Le dispositif de Léa Drouet est d’une simplicité extrême : un sol quadrillé de gaffeur
fluorescent vert, des couvertures grises, un environnement sonore et lumineux qui s’amplifie au fur et à mesure. À l’intérieur de ce dispositif, les performeurs se déploient peu à peu dans l’espace, occupés à minutieusement déployer les couvertures entassées dans un coin. On voit apparaître peu à peu des formes, pour des couvertures qui deviennent à la fois des rochers, des linceuls, des tanks, des rives, des charniers, des tentes, des lits, aussi loin que peut porter l’imagination. Ce monde en évolution constante change au fil des déplacements des différents performeurs, selon là où ceux-ci vont décider de s’allonger, de se recouvrir les uns les autres, d’aller ensemble, ou à l’opposée les uns des autres. Le plateau se compose ainsi par ces différents corps et ces espaces qui apparaissent et disparaissent, devenant de plus en plus inquiétant avec un univers sonore où on entend des bruits de foule, des bruits d’océan, puis de craquements et de grondements, tandis que la lumière elle-même vacille au-dessus de nos têtes.

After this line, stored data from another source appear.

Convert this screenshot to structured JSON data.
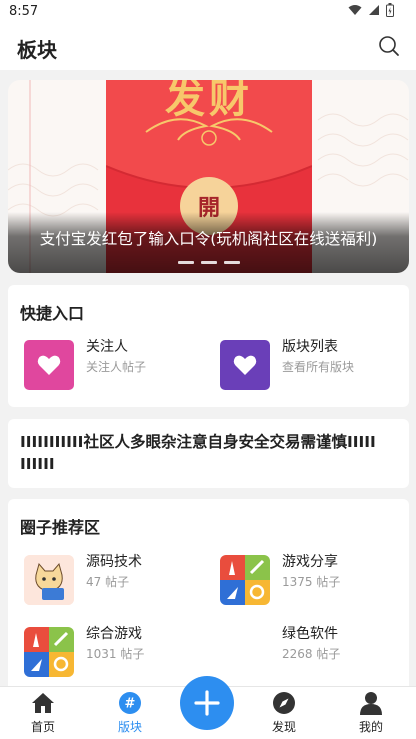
{
  "status": {
    "time": "8:57"
  },
  "header": {
    "title": "板块"
  },
  "banner": {
    "caption": "支付宝发红包了输入口令(玩机阁社区在线送福利)",
    "card_text": "发财",
    "seal_text": "開",
    "slide_count": 3
  },
  "quick": {
    "title": "快捷入口",
    "items": [
      {
        "title": "关注人",
        "subtitle": "关注人帖子",
        "color": "#e0479e"
      },
      {
        "title": "版块列表",
        "subtitle": "查看所有版块",
        "color": "#6a3fb8"
      }
    ]
  },
  "notice": {
    "text": "IIIIIIIIIII社区人多眼杂注意自身安全交易需谨慎IIIIIIIIIII"
  },
  "circles": {
    "title": "圈子推荐区",
    "items": [
      {
        "name": "源码技术",
        "count": "47 帖子",
        "icon": "cat-laptop-icon"
      },
      {
        "name": "游戏分享",
        "count": "1375 帖子",
        "icon": "game-tiles-icon"
      },
      {
        "name": "综合游戏",
        "count": "1031 帖子",
        "icon": "game-tiles-icon"
      },
      {
        "name": "绿色软件",
        "count": "2268 帖子",
        "icon": ""
      }
    ]
  },
  "tabs": [
    {
      "label": "首页",
      "icon": "home-icon",
      "active": false
    },
    {
      "label": "版块",
      "icon": "hash-icon",
      "active": true
    },
    {
      "label": "发现",
      "icon": "compass-icon",
      "active": false
    },
    {
      "label": "我的",
      "icon": "person-icon",
      "active": false
    }
  ],
  "colors": {
    "accent": "#2d8ef0",
    "banner_red": "#e8323c"
  }
}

Léa Drouet joue ainsi avec nos perceptions, nous éclairant tantôt à la lumière du néon tantôt à la lumière noire, faisant monter et disparaître le son autour de nous.
Chacun verra ce qu’il voudra dans cette atmosphère qui fait remonter en nous à la fois des images des médias (par exemple des réfugiés ou de pays en guerre), de représentations collectives ou simplement d’évocations sensorielles, sans jamais pouvoir être sûr de ce qu’on a vu, puisque le plateau en face de nous est en constante transformation. L’expérience est donc à la fois individuelle et collective, laissant chacun en proie à son propre ressenti dans un dispositif qui lie l’ensemble des spectateurs ensemble. Tout reste en suspens jusqu’à l’image finale que construisent les performeurs,
classant les couvertures par ordre de taille et de couleur, et construisant avec des cartons une forme pouvant évoquer à la fois un salon-télé, un tank ou un lieu de vie.

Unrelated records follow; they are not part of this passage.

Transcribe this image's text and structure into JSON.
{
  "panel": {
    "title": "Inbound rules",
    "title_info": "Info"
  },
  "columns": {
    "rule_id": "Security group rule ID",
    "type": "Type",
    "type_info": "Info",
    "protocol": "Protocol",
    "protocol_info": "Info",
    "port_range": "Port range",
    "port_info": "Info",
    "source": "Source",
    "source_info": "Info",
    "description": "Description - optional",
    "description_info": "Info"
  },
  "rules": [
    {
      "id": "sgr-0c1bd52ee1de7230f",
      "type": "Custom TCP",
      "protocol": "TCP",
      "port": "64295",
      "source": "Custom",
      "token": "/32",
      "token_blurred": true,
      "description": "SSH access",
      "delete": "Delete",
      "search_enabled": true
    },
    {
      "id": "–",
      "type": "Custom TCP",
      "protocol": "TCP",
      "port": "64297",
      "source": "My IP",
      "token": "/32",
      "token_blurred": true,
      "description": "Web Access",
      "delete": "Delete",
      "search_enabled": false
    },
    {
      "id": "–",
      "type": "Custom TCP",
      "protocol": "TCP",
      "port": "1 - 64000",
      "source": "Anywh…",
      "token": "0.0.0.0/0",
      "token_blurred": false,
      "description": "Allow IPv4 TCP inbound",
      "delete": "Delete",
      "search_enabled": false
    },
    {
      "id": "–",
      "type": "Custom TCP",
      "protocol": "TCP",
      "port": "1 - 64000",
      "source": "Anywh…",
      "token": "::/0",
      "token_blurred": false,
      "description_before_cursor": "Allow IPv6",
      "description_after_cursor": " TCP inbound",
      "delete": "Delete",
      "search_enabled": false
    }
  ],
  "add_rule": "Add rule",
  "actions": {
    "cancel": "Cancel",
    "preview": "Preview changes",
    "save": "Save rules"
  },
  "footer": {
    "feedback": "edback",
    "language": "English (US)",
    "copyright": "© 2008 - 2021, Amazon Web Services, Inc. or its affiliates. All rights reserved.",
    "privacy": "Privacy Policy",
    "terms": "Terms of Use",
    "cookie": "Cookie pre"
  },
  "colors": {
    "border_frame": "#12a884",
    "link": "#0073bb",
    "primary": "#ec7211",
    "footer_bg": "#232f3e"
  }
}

Dans cet espace, les formes nous échappent et restent au stade de projections avant de
disparaître. Cela est dû à la performance remarquable des six performeurs de Léa Drouet qui, malgré leur rythme lent, sont en mouvement constant pour changer de place, modifier l’espace, et faire apparaître tour à tour différentes formes. Le spectateur est alors plongé dans un trouble où le temps se dilate, où nul n’est plus sûr de ce qu’il a eu sous les yeux la seconde précédente. Léa Drouet donne ainsi une image du monde comme un univers trouble où tout est modifié par des actions humaines en permanence.

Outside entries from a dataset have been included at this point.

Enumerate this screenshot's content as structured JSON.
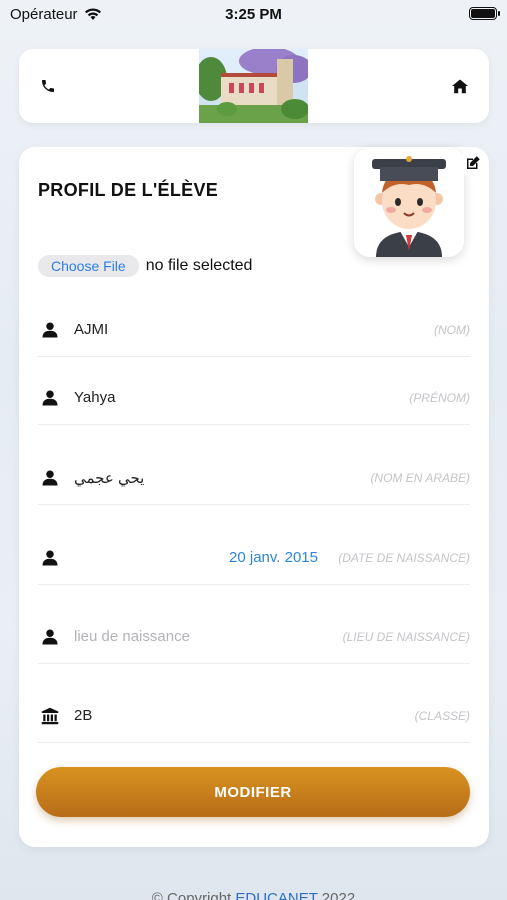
{
  "status_bar": {
    "carrier": "Opérateur",
    "time": "3:25 PM"
  },
  "header": {
    "phone_icon": "phone-icon",
    "home_icon": "home-icon"
  },
  "profile": {
    "title": "PROFIL DE L'ÉLÈVE",
    "choose_file_label": "Choose File",
    "file_status": "no file selected",
    "submit_label": "MODIFIER"
  },
  "fields": [
    {
      "icon": "user-icon",
      "value": "AJMI",
      "label": "(NOM)"
    },
    {
      "icon": "user-icon",
      "value": "Yahya",
      "label": "(PRÉNOM)"
    },
    {
      "icon": "user-icon",
      "value": "يحي عجمي",
      "label": "(NOM EN ARABE)"
    },
    {
      "icon": "user-icon",
      "value": "20 janv. 2015",
      "label": "(DATE DE NAISSANCE)"
    },
    {
      "icon": "user-icon",
      "placeholder": "lieu de naissance",
      "label": "(LIEU DE NAISSANCE)"
    },
    {
      "icon": "institution-icon",
      "value": "2B",
      "label": "(CLASSE)"
    }
  ],
  "footer": {
    "prefix": "© Copyright ",
    "brand": "EDUCANET",
    "year": " 2022"
  },
  "colors": {
    "accent_orange": "#c98019",
    "date_blue": "#2f86d8",
    "brand_blue": "#2b6fc7"
  }
}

On pourrait se permettre de lire derrière cette quête avant tout esthétique un objectif
politique pour un spectacle qui place six hommes et femmes sur un immense plateau quadrillé, entre le touché-coulé et une carte nucléaire, tous responsables des changements qui s’y produisent. Et c’est encore là le coup de force de Léa Drouet : parvenir à laisser au spectateur toute la puissance de sa lecture personnelle tout en imposant un parti pris esthétique et éthique fort.
Aussi simplement que ça.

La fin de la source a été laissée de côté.